At the Universe, top scholars powerfully deliver lectures once or twice each day, and between these lectures, participants attend seminars and workshops lead by English faculty and graduate students from all over the world. It is an opportunity to listen and learn from others while formulating and expressing your own ideas about literature. As an added bonus, you get to stay in beautiful Santa Cruz with access to unbelievable views of the mountains, the Redwoods, and the Pacific Ocean. This unique event concludes its scholarly conversation by embracing whimsical fun with a Victorian ball on the final night, during which you can, despite your jeans and T-shirts, learn and practice nineteenth-century dances. The Dickens Universe provides daily intellectual stimuli, a very busy schedule, and the opportunity to learn all about Charles Dickens, the Victoria era, and contemporary scholarship.

Reading under the Redwoods at Dickens Universe

Reading under the Redwoods at Dickens Universe

Thomas’s Experience

One of the most exciting things that happened to me while attending the 34th Annual Dickens Universe was the opportunity to interact with Professor Jessica Kuskey. Dr. England, as part of our summer preparation before attending the conference, had us read “Our Mutual Engine: The Economics of Victorian Thermodynamics” by Kuskey. We were required to summarize the article and also prepare a basic response in support or disagreement with Kuskey’s work.

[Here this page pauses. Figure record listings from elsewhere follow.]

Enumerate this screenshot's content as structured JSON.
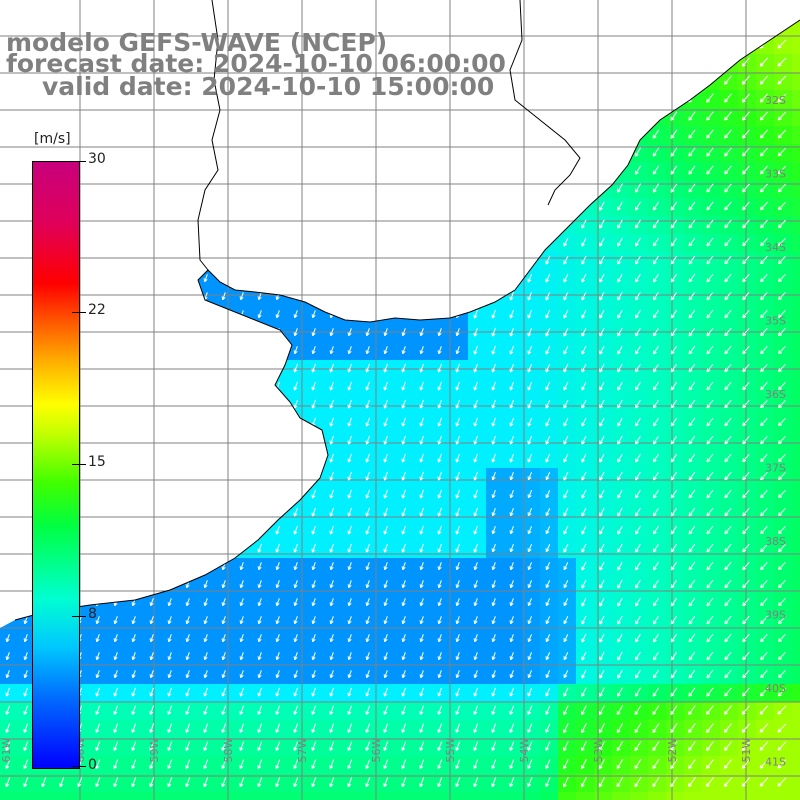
{
  "header": {
    "line1": "modelo GEFS-WAVE (NCEP)",
    "line2": "forecast date: 2024-10-10 06:00:00",
    "line3": "valid date: 2024-10-10 15:00:00"
  },
  "colorbar": {
    "unit": "[m/s]",
    "ticks": [
      "30",
      "22",
      "15",
      "8",
      "0"
    ],
    "colors": [
      "#0000ff",
      "#00c8ff",
      "#00ff40",
      "#ffff00",
      "#ff0000",
      "#c8007c"
    ]
  },
  "map": {
    "lat_labels": [
      "32S",
      "33S",
      "34S",
      "35S",
      "36S",
      "37S",
      "38S",
      "39S",
      "40S",
      "41S"
    ],
    "lon_labels": [
      "61W",
      "60W",
      "59W",
      "58W",
      "57W",
      "56W",
      "55W",
      "54W",
      "53W",
      "52W",
      "51W"
    ],
    "colors": {
      "land": "#ffffff",
      "coast": "#000000",
      "grid": "#808080",
      "arrows": "#ffffff"
    },
    "wind_direction": "toward south-southwest"
  }
}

I found out the first day we arrived at Dickens Universe that I was going to be in Kuskey’s seminar. I had the opportunity to discuss her paper in class and later one-on-one. She answered my questions and proved as kind as she was smart. She took the time to tell me her thought process in writing the paper and how she eventually “stumbled” upon the subject of thermodynamics, which was not originally her topic.

Another aspect of the Universe that struck me was how international its make-up was. In my morning seminar, there was a student from Japan. In my mid-morning session, there was a participant from Australia, and the session was led by a graduate student originally from India. In all my classes we had a variety of people from all over the United States: Colorado, Washington State, Washington, D.C., Maine, New York, Iowa, Hawaii, to name just a few. The fact that I was exposed to so many different people with different backgrounds only enhanced the educational and cultural experience.

reading thomas and meagan

Meagan’s Experience

I really enjoyed my graduate-student led discussion group at the Dickens Universe. This open forum was great for allowing participants to delve deeply into Our Mutual Friend and analyze critically through close reading and class discussion. In these forums, I was able to learn a lot from the grad students along with my fellow classmates, who all brought unique perspectives. I feel confident I will be able to apply what I learned from my experience in my own English studies, and hope to be able to apply teaching strategies in the future when I may have students of my own.

There was much more to Dickens Universe than just the classroom, however. One of my favorite activities was the Grand Ball on the last night of the conference, during which we were taught traditional Victorian dances. The dance was a great way to have fun and socialize with other participants, as well as get a taste for Victorian culture. Overall, Dickens Universe was a truly unique academic experience unlike anything else.